Aaron se había apartado el móvil de la oreja en cuanto escuchó al agente pedir que confiara en la policía. Su única esperanza se había esfumado en una llamada de apenas tres minutos. Sintió el frío de Dyker Heights golpearle el rostro, observó cómo las luces de una de las casas, la de su vecino Martin Spencer se apagaban de golpe, seguramente al haber llegado la hora a la que estaban programadas, y atisbó a lo lejos la silueta de un taxi amarillo del centro de la ciudad cruzando la calle en dirección sur. Se fijó en ello porque era inusual que alguien llegara hasta allí en taxi desde Manhattan, pero lo olvidó en cuanto sintió un copo de nieve posarse sobre la punta de su nariz. Dejó caer el móvil sobre el césped del jardín y volvió a la casa, que en aquel momento le pareció incluso más vacía que unos minutos antes.

De pronto escuchó un ruido procedente del dormitorio en el que había dejado descansando a Grace, y subió las escaleras con rapidez.

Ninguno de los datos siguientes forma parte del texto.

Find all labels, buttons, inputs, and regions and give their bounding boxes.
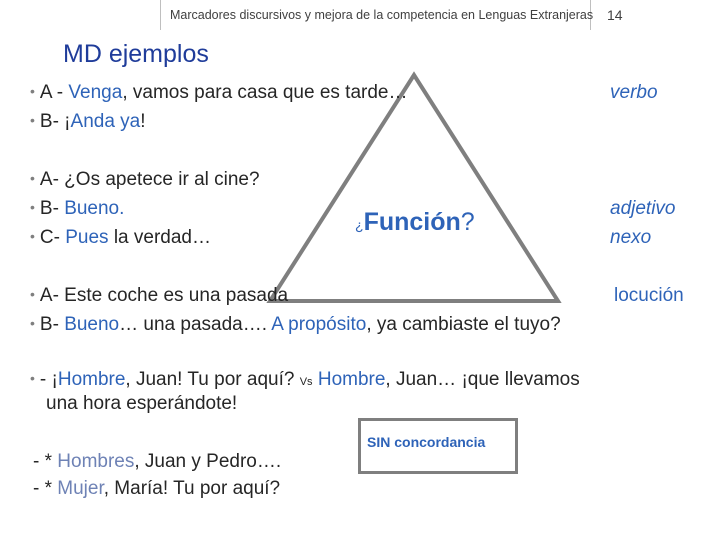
line-text: , Juan… ¡que llevamos bbox=[385, 369, 580, 390]
marker-anda-ya: Anda ya bbox=[70, 111, 141, 132]
dialogue-line-a1: • A - Venga, vamos para casa que es tarde… bbox=[30, 82, 407, 104]
dialogue-line-b2: • B- Bueno. bbox=[30, 198, 124, 220]
dialogue-line-a3: • A- Este coche es una pasada bbox=[30, 285, 288, 307]
concordancia-label: SIN concordancia bbox=[367, 434, 486, 450]
line-text: - * bbox=[33, 478, 58, 499]
line-text: ! bbox=[140, 111, 146, 132]
bullet-icon: • bbox=[30, 228, 35, 244]
triangle-label: ¿Función? bbox=[355, 208, 475, 237]
line-text: … una pasada…. bbox=[119, 314, 272, 335]
example-hombres: - * Hombres, Juan y Pedro…. bbox=[33, 451, 281, 473]
label-nexo: nexo bbox=[610, 227, 652, 248]
marker-bueno: Bueno. bbox=[64, 198, 125, 219]
line-text: , vamos para casa que es tarde… bbox=[122, 82, 408, 103]
line-text: , Juan y Pedro…. bbox=[134, 451, 282, 472]
line-text: - * bbox=[33, 451, 58, 472]
bullet-icon: • bbox=[30, 112, 35, 128]
bullet-icon: • bbox=[30, 315, 35, 331]
label-locucion: locución bbox=[614, 285, 684, 306]
line-text: , ya cambiaste el tuyo? bbox=[366, 314, 561, 335]
line-text: A- ¿Os apetece ir al cine? bbox=[39, 169, 260, 190]
example-mujer: - * Mujer, María! Tu por aquí? bbox=[33, 478, 280, 500]
vs-label: Vs bbox=[299, 376, 313, 388]
line-text: B- bbox=[39, 198, 65, 219]
marker-bueno-2: Bueno bbox=[64, 314, 120, 335]
marker-a-proposito: A propósito bbox=[271, 314, 367, 335]
dialogue-line-a2: • A- ¿Os apetece ir al cine? bbox=[30, 169, 260, 191]
line-text: , María! Tu por aquí? bbox=[103, 478, 281, 499]
label-funcion: Función bbox=[363, 208, 461, 236]
label-prefix: ¿ bbox=[355, 217, 364, 233]
bullet-icon: • bbox=[30, 83, 35, 99]
marker-venga: Venga bbox=[68, 82, 123, 103]
line-text: - ¡ bbox=[39, 369, 58, 390]
marker-hombres: Hombres bbox=[57, 451, 135, 472]
dialogue-line-b3: • B- Bueno… una pasada…. A propósito, ya … bbox=[30, 314, 561, 336]
bullet-icon: • bbox=[30, 286, 35, 302]
label-suffix: ? bbox=[460, 208, 475, 236]
marker-pues: Pues bbox=[65, 227, 109, 248]
line-text: C- bbox=[39, 227, 66, 248]
marker-hombre-2: Hombre bbox=[317, 369, 386, 390]
line-text: A - bbox=[39, 82, 69, 103]
dialogue-line-c2: • C- Pues la verdad… bbox=[30, 227, 211, 249]
bullet-icon: • bbox=[30, 170, 35, 186]
line-text: la verdad… bbox=[108, 227, 211, 248]
dialogue-line-hombre-cont: una hora esperándote! bbox=[46, 393, 238, 414]
marker-mujer: Mujer bbox=[57, 478, 104, 499]
dialogue-line-hombre: • - ¡Hombre, Juan! Tu por aquí? Vs Hombre… bbox=[30, 369, 580, 391]
bullet-icon: • bbox=[30, 199, 35, 215]
dialogue-line-b1: • B- ¡Anda ya! bbox=[30, 111, 146, 133]
line-text: B- ¡ bbox=[39, 111, 71, 132]
marker-hombre: Hombre bbox=[57, 369, 126, 390]
line-text: , Juan! Tu por aquí? bbox=[125, 369, 300, 390]
line-text: B- bbox=[39, 314, 65, 335]
bullet-icon: • bbox=[30, 370, 35, 386]
label-verbo: verbo bbox=[610, 82, 658, 103]
label-adjetivo: adjetivo bbox=[610, 198, 676, 219]
line-text: A- Este coche es una pasada bbox=[39, 285, 289, 306]
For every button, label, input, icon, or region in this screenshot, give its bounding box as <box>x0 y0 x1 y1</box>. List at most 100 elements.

Conforme se acercaba, reconoció el sonido repetitivo de los muelles de la cama, como cuando Kiera se colaba en su cuarto y saltaba sobre ella. Por un instante se imaginó que era Kiera, haciendo lo que siempre hacía cuando se despistaban. Le pareció incluso escuchar su carcajada, su risa casi espástica que a él siempre le había recordado a un ágil movimiento de dedos en las notas agudas de un piano. Pero cuando llegó arriba y se asomó por el umbral, comprobó que Grace estaba teniendo en sueños una de sus crisis epilépticas.

Era normal que le sucediesen durante la noche. Es más, Grace muchas veces había presumido en broma de ser epiléptica para fastidiar a su marido cuando dormía, aunque en realidad tenía ataques esporádicos, solo cuando se encontraba estresada o preocupada por algún asunto que la tuviese en jaque. La madre de Grace también sufría epilepsia y, junto a su carácter quebradizo, era lo único que había dejado en herencia a su hija antes de morir.

Aaron se sentó junto a ella, en el borde de la cama, y mientras duró la crisis estuvo acariciándole el pelo, susurrándole que pronto iba a pasar. Cuando por fin terminaron los espasmos, Grace entreabrió los ojos, somnolienta, consciente de que acababa de pasar un ataque, y le dedicó una sonrisa de agotamiento a su marido. Aaron le susurró al oído que siempre la querría, y ella volvió a cerrar los ojos, sabiendo que era verdad, pero que ya había dejado de importar.